Data fitting, least squares and the Kalman Filter

The Kalman Filter is something while completely alluded me and my peers during undergrad, and even took me some time in graduate school to really understand. I’ve since implemented variations of this estimator countless times for a variety of different problems. Despite having been formulated about half a century ago (!!), I feel it’s a tool that every engineer and scientist should keep in their back pocket.

I plan to spend a few blog posts introducing the concepts of data fitting, least squares estimation and finally the Kalman Filter because they’re so fundametially important in robotics and controls overall. This might take some time to build up to, but I feel it’s good to have some background in simpler estimation problems beforehand.

The data fitting problem

The data fitting problem

Interpolation

Suppose you have a mobile robot like the one shown below. You wish to move the robot from the start point \(s\) (in green) to the goal point \(g\) (in red) along the line between the two points, starting at time \(t_{0}\) and ending at time \(t_{f}\).

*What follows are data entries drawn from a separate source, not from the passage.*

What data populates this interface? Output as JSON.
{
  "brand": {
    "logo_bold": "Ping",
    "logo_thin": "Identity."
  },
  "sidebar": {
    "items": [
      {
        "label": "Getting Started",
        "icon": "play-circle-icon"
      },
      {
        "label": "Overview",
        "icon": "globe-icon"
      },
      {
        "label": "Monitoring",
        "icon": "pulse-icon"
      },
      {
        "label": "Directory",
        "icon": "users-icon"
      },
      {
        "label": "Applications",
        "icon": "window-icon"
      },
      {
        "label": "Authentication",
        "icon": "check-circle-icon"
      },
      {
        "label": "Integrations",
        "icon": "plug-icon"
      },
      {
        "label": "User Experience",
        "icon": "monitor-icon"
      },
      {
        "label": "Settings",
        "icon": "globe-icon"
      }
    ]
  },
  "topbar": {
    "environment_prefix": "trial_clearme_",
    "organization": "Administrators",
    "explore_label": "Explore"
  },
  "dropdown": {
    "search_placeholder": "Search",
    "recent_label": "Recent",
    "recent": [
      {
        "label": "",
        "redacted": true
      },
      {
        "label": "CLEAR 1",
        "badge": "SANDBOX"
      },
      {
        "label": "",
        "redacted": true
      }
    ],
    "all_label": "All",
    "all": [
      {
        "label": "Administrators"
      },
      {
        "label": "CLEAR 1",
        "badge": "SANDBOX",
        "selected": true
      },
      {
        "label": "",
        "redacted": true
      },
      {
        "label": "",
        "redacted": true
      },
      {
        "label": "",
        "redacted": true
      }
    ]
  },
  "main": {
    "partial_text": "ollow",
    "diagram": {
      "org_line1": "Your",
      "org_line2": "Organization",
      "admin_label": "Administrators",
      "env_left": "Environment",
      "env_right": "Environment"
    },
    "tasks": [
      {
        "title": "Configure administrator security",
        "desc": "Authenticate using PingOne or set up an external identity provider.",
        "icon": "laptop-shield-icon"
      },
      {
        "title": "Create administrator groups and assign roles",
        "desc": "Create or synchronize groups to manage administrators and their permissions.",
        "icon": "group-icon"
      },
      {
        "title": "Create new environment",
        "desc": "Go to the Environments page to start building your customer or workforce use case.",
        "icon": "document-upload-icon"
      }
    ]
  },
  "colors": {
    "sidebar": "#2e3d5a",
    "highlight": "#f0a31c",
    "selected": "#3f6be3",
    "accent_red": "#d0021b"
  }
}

To accomplish this, you need to parameterize its path with respect to time in order to sample the line at each control cycle and send the target position to a lower-level controller. We thus need to find constants \(c_{0}, c_{1}\) which define the line

\[f(t) = c_{1}(t-t_{0}) + c_{0}\]

such that

\[\begin{align*} f(t_{0}) &= c_{1}(t_{0}-t_{0}) + c_{0} = s\\ f(t_{f}) &= c_{1}(t_{f}-t_{0}) + c_{0} = g \end{align*}\]

In the first constraint above, substituting the initial condition at \(t=t_{0}\) immediately revealed \(c_{0} = s\); substituting this into the final condition yields

\[\begin{align*} f(t_{f}) &= c_{1}(t_{f}-t_{0}) + c_{0} = g\\ c_{1} &= \frac{g-s}{t_{f}-t_{0}} \end{align*}\]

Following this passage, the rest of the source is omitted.